他以為謝不臣要生氣,可當那人一開口聲音超乎尋常的冷靜:
“難怪我還好奇……你收拾好了行李為什麼不願跟我走,原來是因為這個。”謝不臣緩緩點頭,轉過臉,目光清晰直逼內心,質問:
“季鈺,你現在心裡還有一丁點我嗎?”
“……”
—
飯後謝不臣送季鈺回了套房,然後開著車獨自去了流仙庭。
流仙庭是一家全國連鎖娛樂場所,設立在各個繁華都市中為富家子弟服務,裝潢極為豪奢,一進門便是三層樓高、拜占庭風格的建築。
侍者穿過金碧輝煌的大廳前來給他帶路,二人乘坐電梯達到頂層。
頂層堪比夜晚都市紙醉金迷,舞池歌舞升平一排身材火.辣、穿著超短裙的舞者腰肢柔軟地貼著鋼管。在中.央最顯眼的位置,賀蘭山慵懶地夾著酒杯,神情懨懨,有點無聊地吹劉海玩。

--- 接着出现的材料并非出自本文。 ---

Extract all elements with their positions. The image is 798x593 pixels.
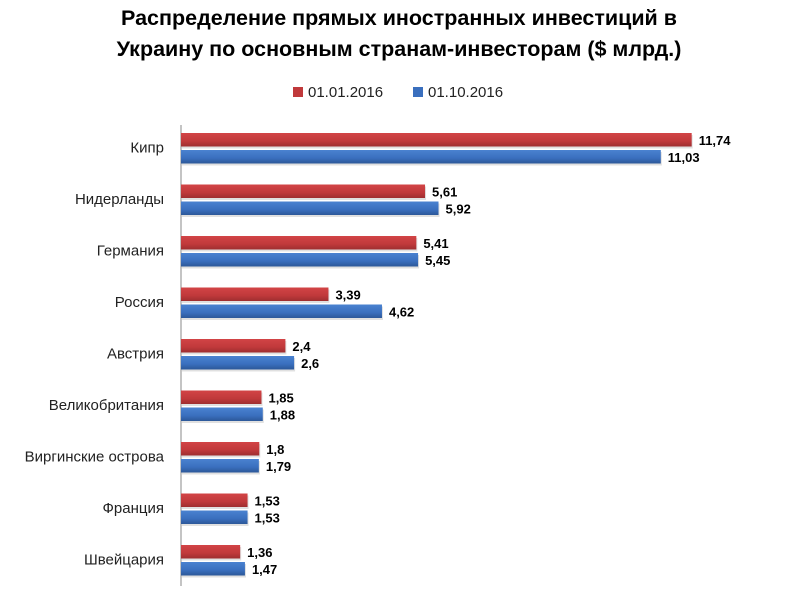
bar-1 <box>181 390 262 404</box>
bar-2 <box>181 150 661 164</box>
data-label: 11,03 <box>668 150 700 165</box>
bar-2 <box>181 510 248 524</box>
bar-2 <box>181 304 382 318</box>
data-label: 1,8 <box>266 442 284 457</box>
data-label: 1,47 <box>252 562 277 577</box>
bar-1 <box>181 339 286 353</box>
data-label: 1,36 <box>247 545 272 560</box>
category-label: Виргинские острова <box>25 449 165 466</box>
bar-2 <box>181 459 259 473</box>
legend-swatch-2 <box>413 87 423 97</box>
bar-1 <box>181 184 426 198</box>
data-label: 1,85 <box>268 390 293 405</box>
data-label: 2,6 <box>301 356 319 371</box>
chart-title-line-2: Украину по основным странам-инвесторам (… <box>116 37 682 61</box>
bar-1 <box>181 236 417 250</box>
data-label: 1,53 <box>255 493 280 508</box>
bar-2 <box>181 407 263 421</box>
bar-1 <box>181 545 241 559</box>
data-label: 2,4 <box>292 339 311 354</box>
bar-1 <box>181 133 692 147</box>
data-label: 3,39 <box>335 287 360 302</box>
bar-1 <box>181 493 248 507</box>
chart-title-line-1: Распределение прямых иностранных инвести… <box>121 6 677 30</box>
data-label: 5,41 <box>423 236 448 251</box>
data-label: 1,53 <box>255 510 280 525</box>
data-label: 1,88 <box>270 407 295 422</box>
bar-2 <box>181 562 245 576</box>
bar-2 <box>181 201 439 215</box>
legend-swatch-1 <box>293 87 303 97</box>
data-label: 4,62 <box>389 304 414 319</box>
data-label: 5,45 <box>425 253 450 268</box>
category-label: Россия <box>115 294 164 311</box>
category-label: Австрия <box>107 346 164 363</box>
category-label: Кипр <box>130 140 164 157</box>
data-label: 5,92 <box>446 201 471 216</box>
data-label: 11,74 <box>699 133 732 148</box>
category-label: Великобритания <box>49 397 164 414</box>
category-label: Германия <box>97 243 164 260</box>
data-label: 1,79 <box>266 459 291 474</box>
bar-1 <box>181 442 260 456</box>
category-label: Нидерланды <box>75 191 164 208</box>
category-label: Франция <box>103 500 164 517</box>
category-label: Швейцария <box>84 552 164 569</box>
legend-label-2: 01.10.2016 <box>428 84 503 101</box>
bar-1 <box>181 287 329 301</box>
bar-2 <box>181 253 419 267</box>
legend-label-1: 01.01.2016 <box>308 84 383 101</box>
bar-2 <box>181 356 295 370</box>
data-label: 5,61 <box>432 184 457 199</box>
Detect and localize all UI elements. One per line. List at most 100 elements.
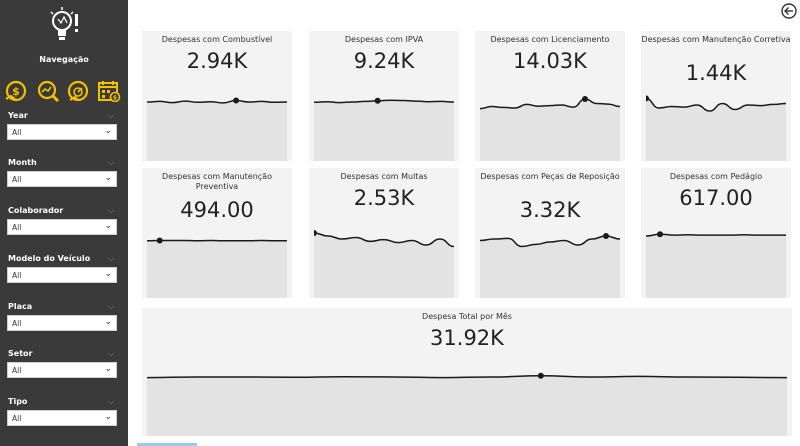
area-fill bbox=[480, 236, 620, 298]
navigation-sidebar: Navegação $ $ Year ⌵ All ⌄ Month ⌵ All ⌄ Colabor… bbox=[0, 0, 128, 446]
series-line bbox=[480, 235, 620, 248]
card-value: 9.24K bbox=[353, 49, 415, 73]
kpi-card[interactable]: Despesas com Multas 2.53K bbox=[309, 168, 459, 298]
card-title: Despesas com Multas bbox=[340, 172, 428, 181]
card-title: Despesas com Pedágio bbox=[669, 172, 763, 181]
area-fill bbox=[147, 375, 787, 436]
card-value: 2.53K bbox=[353, 186, 415, 210]
kpi-card[interactable]: Despesas com Licenciamento 14.03K bbox=[475, 31, 625, 161]
area-fill bbox=[147, 100, 287, 161]
dropdown-arrow-icon[interactable]: ⌄ bbox=[104, 173, 112, 183]
svg-text:$: $ bbox=[113, 95, 117, 102]
series-line bbox=[480, 98, 620, 110]
area-fill bbox=[314, 233, 454, 298]
kpi-card[interactable]: Despesas com Manutenção Preventiva 494.00 bbox=[142, 168, 292, 298]
filter-label: Placa bbox=[8, 302, 33, 311]
dropdown-arrow-icon[interactable]: ⌄ bbox=[104, 126, 112, 136]
filter-label: Month bbox=[8, 158, 37, 167]
dropdown-arrow-icon[interactable]: ⌄ bbox=[104, 412, 112, 422]
card-value: 494.00 bbox=[180, 198, 254, 222]
chevron-down-icon: ⌵ bbox=[108, 397, 115, 406]
filter-label: Tipo bbox=[8, 397, 28, 406]
kpi-card[interactable]: Despesas com Combustível 2.94K bbox=[142, 31, 292, 161]
series-line bbox=[314, 232, 454, 248]
navigation-title: Navegação bbox=[39, 55, 89, 64]
chart-search-icon[interactable] bbox=[36, 80, 60, 102]
kpi-card[interactable]: Despesas com Peças de Reposição 3.32K bbox=[475, 168, 625, 298]
sparkline-chart bbox=[480, 233, 620, 298]
card-title: Despesas com Peças de Reposição bbox=[480, 172, 620, 181]
sparkline-chart bbox=[147, 97, 287, 161]
kpi-card[interactable]: Despesa Total por Mês 31.92K bbox=[142, 308, 792, 436]
series-line bbox=[646, 233, 786, 237]
chevron-down-icon: ⌵ bbox=[108, 254, 115, 263]
card-title: Despesas com Licenciamento bbox=[490, 35, 610, 44]
data-point-marker bbox=[657, 231, 663, 238]
dropdown-arrow-icon[interactable]: ⌄ bbox=[104, 269, 112, 279]
filter-dropdown[interactable]: All ⌄ bbox=[7, 267, 117, 283]
filter-value: All bbox=[12, 271, 22, 280]
chevron-down-icon: ⌵ bbox=[108, 206, 115, 215]
filter-label: Modelo do Veículo bbox=[8, 254, 91, 263]
chevron-down-icon: ⌵ bbox=[108, 302, 115, 311]
sparkline-chart bbox=[314, 230, 454, 298]
kpi-card[interactable]: Despesas com Manutenção Corretiva 1.44K bbox=[641, 31, 791, 161]
data-point-marker bbox=[646, 95, 649, 102]
chevron-down-icon: ⌵ bbox=[108, 158, 115, 167]
data-point-marker bbox=[374, 97, 381, 104]
sparkline-chart bbox=[314, 97, 454, 161]
filter-value: All bbox=[12, 223, 22, 232]
filter-dropdown[interactable]: All ⌄ bbox=[7, 362, 117, 378]
filter-dropdown[interactable]: All ⌄ bbox=[7, 124, 117, 140]
filter-dropdown[interactable]: All ⌄ bbox=[7, 171, 117, 187]
page-tab-indicator[interactable] bbox=[137, 443, 197, 446]
filter-label: Year bbox=[8, 111, 28, 120]
area-fill bbox=[147, 240, 287, 298]
data-point-marker bbox=[582, 96, 588, 102]
chevron-down-icon: ⌵ bbox=[108, 349, 115, 358]
data-point-marker bbox=[603, 233, 609, 239]
card-title: Despesas com Manutenção Preventiva bbox=[162, 172, 272, 191]
filter-dropdown[interactable]: All ⌄ bbox=[7, 315, 117, 331]
filter-value: All bbox=[12, 319, 22, 328]
card-title: Despesa Total por Mês bbox=[422, 312, 512, 321]
card-value: 1.44K bbox=[685, 61, 747, 85]
dropdown-arrow-icon[interactable]: ⌄ bbox=[104, 221, 112, 231]
card-value: 2.94K bbox=[186, 49, 248, 73]
filter-value: All bbox=[12, 366, 22, 375]
data-point-marker bbox=[537, 372, 544, 379]
area-fill bbox=[646, 234, 786, 298]
card-value: 617.00 bbox=[679, 186, 753, 210]
sparkline-chart bbox=[480, 96, 620, 161]
speedometer-icon[interactable] bbox=[66, 80, 90, 102]
data-point-marker bbox=[233, 97, 240, 104]
series-line bbox=[147, 99, 287, 104]
kpi-card[interactable]: Despesas com IPVA 9.24K bbox=[309, 31, 459, 161]
svg-text:$: $ bbox=[12, 85, 20, 98]
area-fill bbox=[646, 98, 786, 161]
area-fill bbox=[480, 99, 620, 161]
dropdown-arrow-icon[interactable]: ⌄ bbox=[104, 317, 112, 327]
data-point-marker bbox=[156, 237, 163, 244]
filter-dropdown[interactable]: All ⌄ bbox=[7, 219, 117, 235]
card-value: 31.92K bbox=[430, 326, 504, 350]
card-title: Despesas com IPVA bbox=[344, 35, 424, 44]
sparkline-chart bbox=[147, 237, 287, 298]
money-icon[interactable]: $ bbox=[4, 80, 28, 102]
calendar-icon[interactable]: $ bbox=[97, 80, 121, 102]
data-point-marker bbox=[314, 230, 317, 236]
filter-value: All bbox=[12, 128, 22, 137]
card-value: 3.32K bbox=[519, 198, 581, 222]
kpi-card[interactable]: Despesas com Pedágio 617.00 bbox=[641, 168, 791, 298]
chevron-down-icon: ⌵ bbox=[108, 111, 115, 120]
dropdown-arrow-icon[interactable]: ⌄ bbox=[104, 364, 112, 374]
series-line bbox=[646, 97, 786, 112]
filter-label: Setor bbox=[8, 349, 33, 358]
sparkline-chart bbox=[646, 231, 786, 298]
sparkline-chart bbox=[646, 95, 786, 161]
back-arrow-icon[interactable] bbox=[781, 3, 797, 19]
sparkline-chart bbox=[147, 372, 787, 436]
filter-dropdown[interactable]: All ⌄ bbox=[7, 410, 117, 426]
filter-label: Colaborador bbox=[8, 206, 64, 215]
lightbulb-icon bbox=[50, 7, 78, 40]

待謝不臣快走到跟前了才察覺,不快道:“怎麼才來啊,你屬蝸牛的!”
謝不臣沒搭理他,脫了外套就坐下,一言不發地想端起酒杯一口悶,但遞到嘴邊又忽然想起他不能喝酒,於是整個人都攏上一層濃鬱的燥氣:
“季鈺要跟我分手。”
“分手?”賀蘭山頗為新奇,放下了手裡的酒杯:“好事啊,你生什麼氣?”
“……”謝不臣掀起眼皮涼颼颼地看了他一眼。
“我母親她……不喜歡季鈺,現在又不知道從哪弄來了一個西青,前不久,我還差點犯了錯。總之,謝家不能接著待了,所以我這特意帶他來這住一段,也好給我們彼此點緩和的時間。”
他有點發愁,捏了捏眉心:“有些話,我是不能和他說的。”
“你昨晚上給我打電話約我出來就因為這事?”賀蘭山撇嘴。
他這幾年一直住在白玉為堂,偶爾有事才回一趟泰安,對於謝家隻有一知半解,饒是這樣,他也明白一句話:
“alpha的本能就是標記與自己契合度高的omega,a和o的契合度高於一切大腦神經產生的情感。”
賀蘭山點開遙控,漫無目的的滑動投影頁麵:“你和季鈺契合度連1都不到,卻能在一起八年已經是個奇跡了,你也彆奢求太多,不然違背天意可沒有好下場。”
謝不臣:“我不迷信。”
“切~”賀蘭山抱著平板反問:“如果不是天意,那西青的體質與出現的時機你又怎麼解釋?”
“巧合而已。”
“巧合到隻有西青能聞到你的信息素?”賀蘭山看他的眼神都帶了憐憫,搖頭歎氣:“老謝,你有沒有聽過一個詞?”
謝不臣轉頭看他。
賀蘭山:“命中注定。”
“……”
每個alpha都有自己的命中注定,例如謝狩與謝母,他們就是高度契合,也例如謝不臣與西青。
謝不臣蹙眉嫌棄:“你從哪看的這些亂七八糟的?”
“這就彆管了,總而言之,你和季鈺不一樣,光是階級就差了太多,其實分手也不見得是什麼壞事。”賀蘭山說:“你給不了季鈺安全感,再這麼糾纏下去,遲早兩敗俱傷。”